London to ban ‘super-size’ houses for rich
London Briefing: Global ultra-rich have poured their cash into central London property
Westminster council is taking action to make property more affordable by imposing a ban on new “super-size” properties
In Westminster, one of London’s most expensive boroughs, average household income is just over £52,000 (€59,000) a year, comfortably above the national average.
But, with median house prices in the borough – which takes in Knightsbridge, Belgravia, Mayfair, St James and Regent’s Park – topping £1 million (€1.15 million), home ownership remains a distant dream for many Londoners who live there.
Now Westminster City Council is taking action to make property in the borough more affordable by imposing a ban on new “super-size” properties. It hopes that will free up space for more affordable homes.
The global ultra-rich have poured their cash into central London property in recent years, sending prices spiralling as they built larger and ever more lavish residences, which often remain vacant for much of the year.
Such has been the race for space by oligarchs and other assorted billionaires, they began tunnelling beneath their already substantial properties to construct massive basements housing swimming pools, cinemas, wine cellars, garages, staff quarters and, in one development, even an artificial beach.
The spate of subterranean construction caused huge disruption in some of London’s most exclusive streets, pitting wealthy neighbours against each other in court and raising fears over cave-ins as tonnes of earth were removed to make way for the underground palaces.
Two years ago, Westminster council clamped down on these so-called “iceberg homes”, stipulating that all residential basement developments be limited to a single storey and that they could not be built under more than 50 per cent of total garden land.
The council’s latest proposal is to ban new homes larger than 150sq m (1,615sq ft). That is still 50 per cent larger than the average three-bedroom home in the borough.
This would leave room for “generously sized” homes at the top end of the market but at the same time free up space for more modest homes for “real people”, it says.
“We want Westminster to be home to thriving, mixed communities, not empty super-prime properties,” said councillor Richard Beddoe. He said the council would also bring in a new extra bedroom policy, making it easier for growing families to stay in the borough rather than being forced to move when they need more space.
The council says it is committed to building more than 10,000 affordable homes by 2040, although cash-strapped Londoners should not hold out too much hope of being able to snap up a bargain – it is Westminster, after all.
But they will at least have more of a chance to buy in the capital if the residential space race of the global super-rich can be reined in.
Five FTSE 350 firms fail to appoint a single woman to their board
Diversity campaigners despairing at the lack of women in leadership roles like to highlight the fact that there are more chief executives called David than there are women heading FTSE 100 companies. The same is true for Stephens.
There aren’t any directors named Steve or Dave on the board of FTSE 350 company Millennium & Copthorne, but there might as well be. The hotels group has just been named and shamed by the Hampton-Alexander diversity review as one of five companies that failed to appoint a single woman to its board, despite the government’s target that one-third of board members should be women by 2020.

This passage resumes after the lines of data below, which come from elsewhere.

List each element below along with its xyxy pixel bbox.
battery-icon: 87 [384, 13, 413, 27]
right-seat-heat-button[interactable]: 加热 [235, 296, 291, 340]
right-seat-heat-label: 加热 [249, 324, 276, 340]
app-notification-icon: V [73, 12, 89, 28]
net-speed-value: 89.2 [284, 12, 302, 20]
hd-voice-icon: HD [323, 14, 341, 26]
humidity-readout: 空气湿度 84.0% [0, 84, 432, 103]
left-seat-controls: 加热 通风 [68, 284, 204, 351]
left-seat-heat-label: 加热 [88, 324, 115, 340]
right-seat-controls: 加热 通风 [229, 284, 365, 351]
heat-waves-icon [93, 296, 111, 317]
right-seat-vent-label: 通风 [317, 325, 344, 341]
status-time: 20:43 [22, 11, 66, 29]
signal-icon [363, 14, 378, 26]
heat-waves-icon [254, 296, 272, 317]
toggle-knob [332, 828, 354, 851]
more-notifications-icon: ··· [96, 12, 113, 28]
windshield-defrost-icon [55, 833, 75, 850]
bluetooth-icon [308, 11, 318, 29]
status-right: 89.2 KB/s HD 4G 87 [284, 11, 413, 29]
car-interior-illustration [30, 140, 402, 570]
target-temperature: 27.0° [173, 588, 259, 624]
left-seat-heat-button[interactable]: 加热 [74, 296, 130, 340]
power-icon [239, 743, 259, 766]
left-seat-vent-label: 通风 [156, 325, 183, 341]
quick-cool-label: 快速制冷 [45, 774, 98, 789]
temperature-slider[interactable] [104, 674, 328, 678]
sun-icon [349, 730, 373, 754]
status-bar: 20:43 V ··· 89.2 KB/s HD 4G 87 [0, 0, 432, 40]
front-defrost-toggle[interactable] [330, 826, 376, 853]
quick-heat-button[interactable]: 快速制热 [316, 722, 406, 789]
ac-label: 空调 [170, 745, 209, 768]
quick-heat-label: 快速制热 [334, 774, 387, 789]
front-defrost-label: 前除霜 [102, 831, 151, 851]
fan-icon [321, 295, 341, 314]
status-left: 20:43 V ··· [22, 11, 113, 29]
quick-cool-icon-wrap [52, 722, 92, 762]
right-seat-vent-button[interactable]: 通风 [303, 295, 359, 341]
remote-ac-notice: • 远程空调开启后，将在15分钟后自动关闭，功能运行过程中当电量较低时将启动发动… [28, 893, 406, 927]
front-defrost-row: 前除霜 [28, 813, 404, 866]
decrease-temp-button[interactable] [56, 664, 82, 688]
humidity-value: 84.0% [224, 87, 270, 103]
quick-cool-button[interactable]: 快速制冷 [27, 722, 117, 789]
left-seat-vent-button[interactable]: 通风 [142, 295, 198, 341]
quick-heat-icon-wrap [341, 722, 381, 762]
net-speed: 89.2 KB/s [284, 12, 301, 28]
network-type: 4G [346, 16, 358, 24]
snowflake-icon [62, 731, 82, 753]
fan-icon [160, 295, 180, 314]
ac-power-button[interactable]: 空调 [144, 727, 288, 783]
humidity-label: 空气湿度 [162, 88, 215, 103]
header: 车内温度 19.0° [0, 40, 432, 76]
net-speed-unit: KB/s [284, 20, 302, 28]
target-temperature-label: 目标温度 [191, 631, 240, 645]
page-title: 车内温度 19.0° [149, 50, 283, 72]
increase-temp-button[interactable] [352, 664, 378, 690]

Amigo has just managed to find a woman for its board, although last week’s appointment of the experienced non-executive director Clare Salmon came too late for the government-backed report. The company itself hasn’t yet managed to add her name or picture to the list of male board members displayed on its corporate website.
That gives some idea of the lack of urgency shown as the 2020 diversity deadline approaches. Admittedly, the picture now is far better than it was back in 2011, when more than 150 companies had all-male boards.
Britain’s bigger companies are doing better, with FTSE 100 companies on track to meet the one-third target in two years’ time, up from 12.5 per cent in 2011.
But, although there are now just four companies without a female presence on the board, there are a further 75 that have appointed a lone woman to their board. In order to meet the target, one in two appointments to boards of FTSE 350 companies will have to be a woman.
That’s about as likely as the number of female FTSE 100 chief executives – currently totalling just six – outnumbering the Daves and Steves in the boardroom anytime soon.